Setelah memastikan aku bisa berdiri dan berjalan sendiri tanpa bantuannya, dia berjalan lebih dulu. Tentu saja dengan berkali-kali melihat ke belakang memastikan aku tidak tumbang tiba-tiba. Dia yang berjalan beberapa meter di depanku terlihat menoleh ke kanan kiri seperti sedang mencari sesuatu. Dia berhenti sejenak, merogoh saku celananya, mengeluarkan ponsel dan mendekatkan ke telinga. Aku tidak begitu jelas mendengar apa yang dikatakannya tapi tiba-tiba dia mengangkat tangannya yang tidak memegang ponsel dan beberapa detik kemudian seseorang menghampirinya. Setelah bercakap-cakap sebentar dan menyerahkan sesuatu, pria itu pergi setelah sebelumnya tersenyum padaku.
"Come on, Diana!"
Chris kembali berjalan seperti sudah mengenal tempat ini dengan baik. Dia sama sekali tidak bertanya padaku dimana pintu keluarnya, ke kanan atau ke kiri, ataukah harus naik tangga atau bagaimana. Tahu-tahu, aku sudah duduk di dalam mobil kodok tua berwarna merah maroon, baiklah dia selalu menyebutnya mobil klasik atau apalah yang terparkir di halaman stasiun.
"Wait here for a second, I'll be right back." katanya dengan kepala yang melongok dari luar pintu kemudi yang kacanya setengah terbuka. Aku mengangguk lemah, beberapa menit kemudian dia sudah kembali dengan dua buah kue donat dan dua gelas teh manis panas di tangannya.

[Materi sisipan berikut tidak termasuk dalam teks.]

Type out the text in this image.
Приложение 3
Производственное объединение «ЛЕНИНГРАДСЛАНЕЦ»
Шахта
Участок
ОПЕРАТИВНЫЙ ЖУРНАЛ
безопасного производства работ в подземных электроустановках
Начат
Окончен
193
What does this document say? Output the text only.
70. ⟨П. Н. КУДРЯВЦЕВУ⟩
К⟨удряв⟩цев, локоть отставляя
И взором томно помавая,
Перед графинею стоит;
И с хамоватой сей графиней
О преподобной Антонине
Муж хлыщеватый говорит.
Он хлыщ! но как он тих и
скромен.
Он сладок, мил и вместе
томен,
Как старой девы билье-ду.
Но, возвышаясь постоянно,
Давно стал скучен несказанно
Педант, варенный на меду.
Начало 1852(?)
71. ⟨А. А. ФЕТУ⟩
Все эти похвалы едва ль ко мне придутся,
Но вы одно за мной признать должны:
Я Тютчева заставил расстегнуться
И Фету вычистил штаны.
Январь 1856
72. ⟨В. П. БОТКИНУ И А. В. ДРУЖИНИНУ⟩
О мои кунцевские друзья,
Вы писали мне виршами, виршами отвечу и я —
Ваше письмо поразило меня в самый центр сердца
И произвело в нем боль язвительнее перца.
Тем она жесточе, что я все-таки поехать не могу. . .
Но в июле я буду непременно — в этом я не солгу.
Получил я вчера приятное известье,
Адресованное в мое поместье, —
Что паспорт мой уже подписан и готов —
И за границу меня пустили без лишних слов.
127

"Ini makanlah," katanya saat sudah masuk ke dalam mobil.
Aku menggeleng. "I'm not hungry."
"Aku juga tidak lapar. Tapi kita tetap harus makan. Apalagi kamu, kamu butuh tenaga untuk bisa menghadapi semua ini." nada suaranya terdengar seperti omelan di telingaku.
"Please stop talking, Christopher." kataku akhirnya.
Dia langsung menurut tanpa membantah. Kepalaku menunduk, ada begitu banyak hal yang berdesakan, rasanya berat sekali. Aku sungguh tidak bermaksud menyinggungnya dengan mengatakan kalimat itu, aku benar-benar tidak tahu diri jika melakukannya. Aku hanya, yah, semoga dia bisa mengerti situasi yang sedang kuhadapi.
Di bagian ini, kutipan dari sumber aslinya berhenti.